L'Italia (di Enrico Letta, di Renzi e di Gentiloni) ha mantenuto un atteggiameno «mite» nei confronti di Putin, manifestando (e realizzando nel concreto) un certo miglioramento degli scambi commerciali e una sostanziale «comprensione» della situazione in Crimea-Donbass e del ruolo assunto dalle forze armata ex sovietiche in Medio oriente. Tanto che il «mite» (ma non fesso) governo Gentiloni ha sollecitato un'assunzione di responsabilità russa in Libia (in funzione dei nostri avversari di scacchiere: Francia e Regno Unito).

Ora che due partiti eversori dell'ordine costituito (adesione all'Unione europea e disciplina finanziaria) hanno vinto le elezioni, c'è da aspettarsi un più marcato «appeasement» italiano nei confronti del grande paese dell'Est. Nella nuova situazione, nella quale è ipotizzabile una crescente difficoltà di rapporti tra Roma e Bruxelles (non a caso Macron e Merkel hanno considerato la situazione italiana pericolosa per l'Europa come la Brexit - in realtà lo è molto di più per la stabilità economica, finanziaria e industriale del continente-), potrebbe consolidarsi la tentazione di un avvicinamento politico tra Roma e Mosca, in funzione - proprio- di un'autonomia e di un sovranismo ancora da conquistare.

È questo che ci stiamo giocando. Anzi che Russia, Usa e Unione europea si stanno giocando alle spalle e sopra di noi.

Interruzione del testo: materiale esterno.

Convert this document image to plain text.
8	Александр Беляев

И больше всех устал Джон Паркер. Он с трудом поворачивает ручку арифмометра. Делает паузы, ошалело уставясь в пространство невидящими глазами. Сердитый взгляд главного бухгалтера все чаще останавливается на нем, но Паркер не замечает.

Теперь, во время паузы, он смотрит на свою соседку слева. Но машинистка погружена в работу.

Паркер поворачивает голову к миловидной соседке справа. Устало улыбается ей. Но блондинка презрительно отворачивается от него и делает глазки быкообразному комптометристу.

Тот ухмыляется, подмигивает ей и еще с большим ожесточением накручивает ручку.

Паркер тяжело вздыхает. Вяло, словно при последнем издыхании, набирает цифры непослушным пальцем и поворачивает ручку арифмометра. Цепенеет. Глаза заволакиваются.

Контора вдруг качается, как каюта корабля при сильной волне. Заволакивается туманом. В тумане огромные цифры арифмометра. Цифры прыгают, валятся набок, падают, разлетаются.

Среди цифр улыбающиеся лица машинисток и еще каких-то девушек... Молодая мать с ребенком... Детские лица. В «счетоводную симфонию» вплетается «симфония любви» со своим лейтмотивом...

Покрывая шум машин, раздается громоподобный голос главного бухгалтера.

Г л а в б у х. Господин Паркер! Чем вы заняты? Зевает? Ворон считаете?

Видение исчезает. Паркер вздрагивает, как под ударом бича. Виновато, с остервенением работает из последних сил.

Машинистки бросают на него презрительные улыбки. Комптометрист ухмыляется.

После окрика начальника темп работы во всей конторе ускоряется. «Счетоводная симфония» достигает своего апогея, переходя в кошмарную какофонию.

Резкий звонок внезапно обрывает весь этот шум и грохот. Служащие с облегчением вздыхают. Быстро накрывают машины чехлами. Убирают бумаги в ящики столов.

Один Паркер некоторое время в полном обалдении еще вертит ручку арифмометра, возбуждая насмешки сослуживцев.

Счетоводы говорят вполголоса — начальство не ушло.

Ed è evidente che l'«establishment» europeo vede come il fumo negli occhi il pacchetto delle misure sbandierate dai partiti che hanno vinto le elezioni promettendone al popolo la realizzazione. Ricordiamo «en passant» che basterebbe realizzare il 25% del reddito di cittadinanza e abolire la Fornero per far saltare il fragilissimo equilibrio dei nostri conti e mettere aggredire la stabilità finanziaria dell'intera comunità. Infatti, l'Italia non è la Grecia che può essere soccorsa dopo la truffa dei dati di bilancio. L'Italia è così grande che non può essere lasciata alla mercé delle forze populiste che si apprestano a conquistare Palazzo Chigi e le altre sedi del potere. Ma che, per le dimensioni del debito, non può essere oggetto di una manovra alla greca.

Lo sa Mattarella? Insomma, la fase nella quale siamo entrati pretenderebbe la cautela e i passi felpati di cui non dispongono né Salvini né Grillo. Lo spettacolo sta per iniziare. Sarà emozionante. Drammatico. Non ce ne vogliamo perdere un attimo (al Fato piacendo): perché il prezzo è molto salato lo stiamo già pagando.